We will try to fit ALL of these puzzle pieces together in a coherent model.

A Little Arithmetic Regarding Erosion Rates

   The history of the Grand Canyon indicates a major break point in river patterns occurred about 5.4 (+/-4%) million years ago (see Beus and Morales). (Added 8/9/05: Latest evidence (at http://gsa.confex.com/gsa/2005AM/finalprogram/abstract_91054.htm) narrows this further to 5.36 +/-0.06 million years ago)  It is most helpful to do a little arithmetic regarding erosion rates so that we may run the clock backward to reconstruct the topography of 5.4 million years ago. The result makes it much easier to discard preconceived ideas.

   Before the Glen Canyon Dam was built, the average sediment transport rate through the Grand Canyon (measured near Phantom Ranch) was 391,780 tons per day. (Beal page 10. Beus and Morales give a figure of 300 tons per day on page 334, but calculations for lava dam fill rates require the much larger number. It appears the “thousands” designation was lost somewhere in the pipeline regarding the page 334 data.).

   If we use 391,780 tons per day and a weight of 140 Lbs/CuFt for sandstone (Handbook of Chemistry and Physics), then we get an average sandstone erosion rate of 5.6 million cubic feet per day for the Colorado River Basin. Then, we multiply this result by 5.4 million years and divide by the137,641 sq. miles of  contributing drainage area (USGS station # 09402500 – near Phantom Ranch) to arrive at 2,877 feet of erosion for the entire river basin over the last 5.4 million years.

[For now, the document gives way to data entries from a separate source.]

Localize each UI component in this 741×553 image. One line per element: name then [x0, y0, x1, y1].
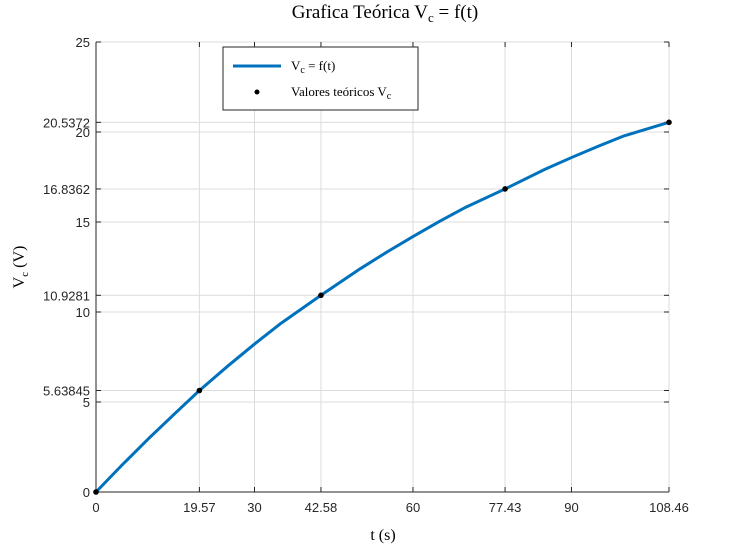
x-tick-label: 42.58: [305, 500, 338, 515]
series-line-vc: [94, 120, 671, 494]
legend-marker-swatch: [254, 89, 260, 95]
y-tick-label: 20: [76, 125, 90, 140]
y-tick-label: 15: [76, 215, 90, 230]
y-axis-label: Vc (V): [11, 246, 31, 289]
data-point-marker: [93, 489, 99, 495]
grid-lines: [96, 41, 670, 492]
chart-title-sub: c: [428, 10, 434, 25]
x-tick-label: 19.57: [183, 500, 216, 515]
data-point-marker: [502, 186, 508, 192]
legend-entry-curve-main: V: [291, 58, 301, 73]
y-axis-label-main: V: [11, 276, 28, 288]
chart-title: Grafica Teórica Vc = f(t): [292, 2, 478, 25]
y-tick-label: 16.8362: [43, 182, 90, 197]
legend: Vc = f(t) Valores teóricos Vc: [222, 46, 419, 111]
y-tick-label: 25: [76, 35, 90, 50]
y-tick-label: 10: [76, 305, 90, 320]
data-point-marker: [196, 387, 203, 394]
legend-entry-points: Valores teóricos Vc: [291, 84, 392, 102]
y-axis-label-tail: (V): [11, 246, 28, 272]
legend-entry-points-sub: c: [387, 91, 392, 102]
axes: 0 19.57 30 42.58 60 77.43 90 108.46 0 55.63845 10 1…: [43, 35, 689, 515]
x-tick-label: 77.43: [489, 500, 522, 515]
x-tick-label: 0: [92, 500, 99, 515]
y-tick-label: 20.5372: [43, 115, 90, 130]
x-tick-label: 90: [564, 500, 578, 515]
x-tick-label: 108.46: [649, 500, 689, 515]
legend-entry-curve-sub: c: [300, 65, 305, 76]
x-axis-label: t (s): [370, 527, 395, 544]
y-tick-label: 10.9281: [43, 288, 90, 303]
chart-title-main: Grafica Teórica V: [292, 2, 428, 23]
x-tick-label: 30: [247, 500, 261, 515]
y-axis-label-sub: c: [19, 272, 31, 277]
y-tick-label: 0: [83, 485, 90, 500]
legend-entry-curve: Vc = f(t): [291, 58, 335, 76]
x-tick-label: 60: [406, 500, 420, 515]
y-tick-label: 5: [83, 395, 90, 410]
legend-box: [222, 46, 419, 111]
plot-area: [93, 119, 672, 495]
y-tick-label: 5.63845: [43, 384, 90, 399]
legend-entry-points-main: Valores teóricos V: [291, 84, 387, 99]
legend-entry-curve-tail: = f(t): [305, 58, 335, 73]
chart-title-tail: = f(t): [434, 2, 478, 23]
data-point-marker: [666, 119, 672, 126]
data-point-marker: [318, 292, 324, 299]
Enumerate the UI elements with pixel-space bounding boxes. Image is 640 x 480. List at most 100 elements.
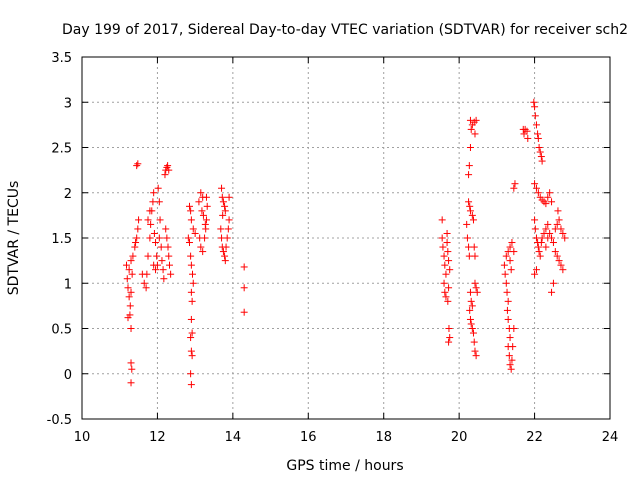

   It is probable that this figure is too large for a couple of reasons. First, erosion rates throughout the southwest seem to have increased after 1880. Since sediment transport measurements in the Grand Canyon started after this, the true long-term rate is probably lower. Second, prior to two million years ago, rainfall rates were lower due to the pre ice age climate. (Beyond 5.4 million years ago erosion rates were probably much lower).

   However, a ballpark estimate of 1,500 feet of erosion seems quite reasonable for the last 5.4 million years. If we restore this sediment to the present landscape, we can fill every canyon in the entire Colorado River basin and have as much as 1,000 ft. or so left over to cover up current surface features. For example, the Island in the Sky area in Canyonlands National Park, the Book Cliffs north of Green River, Utah, and the Paria Canyon area of Arizona were not exposed yet as of 5.4 million years ago. Erosion formed and exposed these features in just the last 5.4 million years. We can thus conclude they (and other recent features) had no influence on river paths before this time. This allows much more freedom for the placement of earlier river systems. For example, imagine marking off the area currently bounded by the Grand Canyon to the south, the Colorado/Utah border to the east, Green River, Utah to the north, and the Wasatch to the west. Prior to 5.4 million years ago, ALL river systems within this area followed different courses than they do at present.

   The sediment that has been eroded during this time has been deposited in the growing rift along the Arizona/California border extending southward through Mexico to include the northern quarter of the Gulf of California. (See Eugene Singer’s monograph at http://web.archive.org/web/19991008060017/www.aloha.net/~esinger/homegeol.htm) Another section of the rift that has been filled in extends 100 miles northwestward to include the Salton Sea. These deposits have been measured at up to six miles thick (in the northern Gulf of California). Four to five million years ago the Los Angeles Basin would have been 100 to 150 miles southeast of where it is now. It is possible some of the early Colorado River deposits may have helped to fill it in.

   Local uplift within the last few million years is also significant when reconstructing earlier topography. Everyone knows the Wasatch has risen during this period. (Later, we will provide a measurement of how much). Equally important, there is evidence that the Kaibab Plateau has had three separate uplifts starting with the Laramide. The most recent uplift is probably still in progress today. (We will document this later.) These are all components as to how the Colorado River relocated to its present course in the Grand Canyon.